Last week, with great fanfare, I announced that I’d switched from using MailChimp to using Buttondown to power the ability to subscribe to a daily digest of my blog posts by email.
A week later, Buttondown suffered a technical meltdown, something that resulted in some of my 94 subscribers receiving 8 copies of that day’s email, and some—like me—not receiving it at all.
Needless to say, I was pissed off and frustrated, all the more so when the reply I received from Buttondown support was disappointingly “we’ll get back to you about this, but don’t hold your breath”:
Thank you for raising this issue about the duplicate emails going out. I have filed your experience on the Buttondown Roadmap page to be investigated and addressed. I have also associated your message to support with the ticket so that when it is resolved we can reach out directly to update you.
I was frustrated enough that I started to look elsewhere for alternative providers, to the point where I got pretty deep into setting up Moosend, a process that involved its own frustrations and limitations.
Today, before continuing down this road, I thought to look and see if Buttondown has a status page. It does. And on that page I read a very detailed blow-by-blow about what had happened, in part:
Bad configuration on one of our self-hosted SMTP servers caused a crash that proved difficult to recover from, leaving lots of emails “stuck” in varying degrees – and their being stuck manifested in a slew of unpleasant ways. We’ve fixed the configuration, are investing (literally, right at this very moment) in better tooling and alerting, and are architecting a way to prevent this from ever happening again.
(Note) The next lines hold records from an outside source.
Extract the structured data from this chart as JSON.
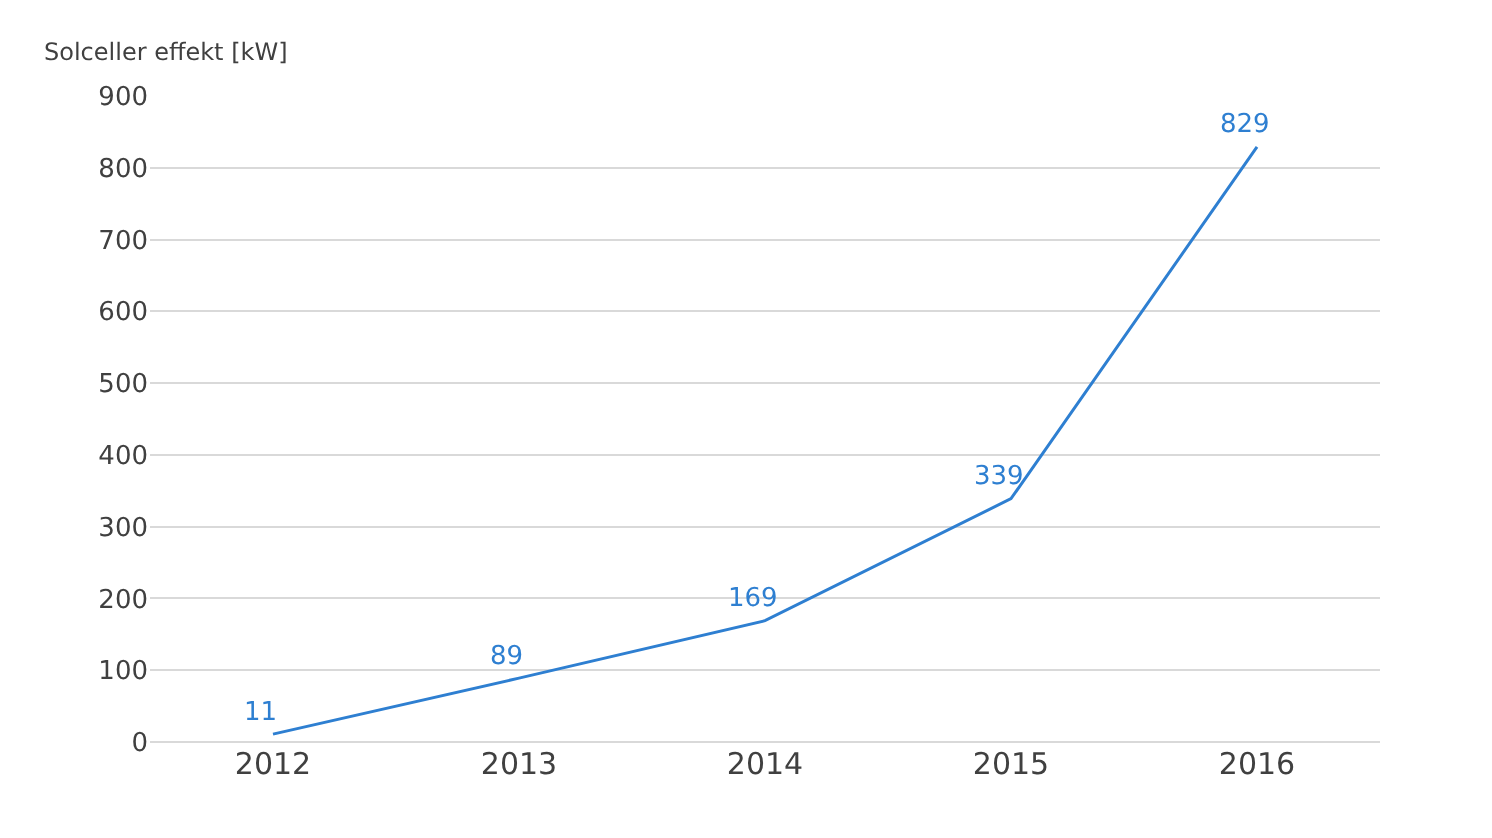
{
  "chart_data": {
    "type": "line",
    "ylabel": "Solceller effekt [kW]",
    "categories": [
      "2012",
      "2013",
      "2014",
      "2015",
      "2016"
    ],
    "series": [
      {
        "color": "#2e7fd1",
        "values": [
          11,
          89,
          169,
          339,
          829
        ]
      }
    ],
    "ylim": [
      0,
      900
    ],
    "yticks": [
      0,
      100,
      200,
      300,
      400,
      500,
      600,
      700,
      800,
      900
    ],
    "grid": "y",
    "data_labels": true,
    "line_style": "solid"
  }
}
and then, later on, in more detail:
Over the course of the afternoon, approximately 13,000 subscribers across 40 authors experienced some combination of the following:
- Multiple hour delays before receiving a message
- Not receiving an email at all (though we’ve redriven these.)
- Multiple sends of the same email
And that’s the fate that befell my subscribers and me.
Having managed servers professionally for more than 30 years, I am no stranger to confounding cascading technical meltdowns: some of my most challenging and frustrating hours have been spent in the wee hours, trying to diagnose some combination of web and database servers being overwhelmed. I was religious about telling my clients, when this sort of thing happened, exactly what happened and why; I treated that responsibility as seriously as my responsibility to actually fix the problem.
As I wrote last week:
I’d been reading the blog of Buttondown’s founder for awhile, and liked the cut of his jib.
Posts like this, with a photo of his office, and his bicycle, remind me that he’s a person like me, and he’s likely had a really shitty week.
This all combines to me unusually sympathetic to the Buttondown’s plight, and so I’m going to stick with them.
Comments
I've had a weird issue,…
I've had a weird issue, probably unconnected, whereby a few people who have Gift subscriptions, but not all of them, received a new "you've been Gifted ..." message on Thursday. I use Gifted as a mechanism to give (the very few) perks to people who support me other than directly on Buttondown, and of course I need to apologise to them, but I'm torn about whether to do that immediately or wait until I get some sort of explanation.
It seems I got lucky since…
It seems I got lucky since my newsletter which is run with Buttondown only goes out on weekends this didn’t affect me. I sent a link to your post to Justin. I do think the thing you highlight, that I've also highlighted, is how important the support experience is. I use three Indieweb services a LOT: Pinboard, Micro.blog, and Buttondown. They are all run by one or a couple of people. And supporting services is always hard.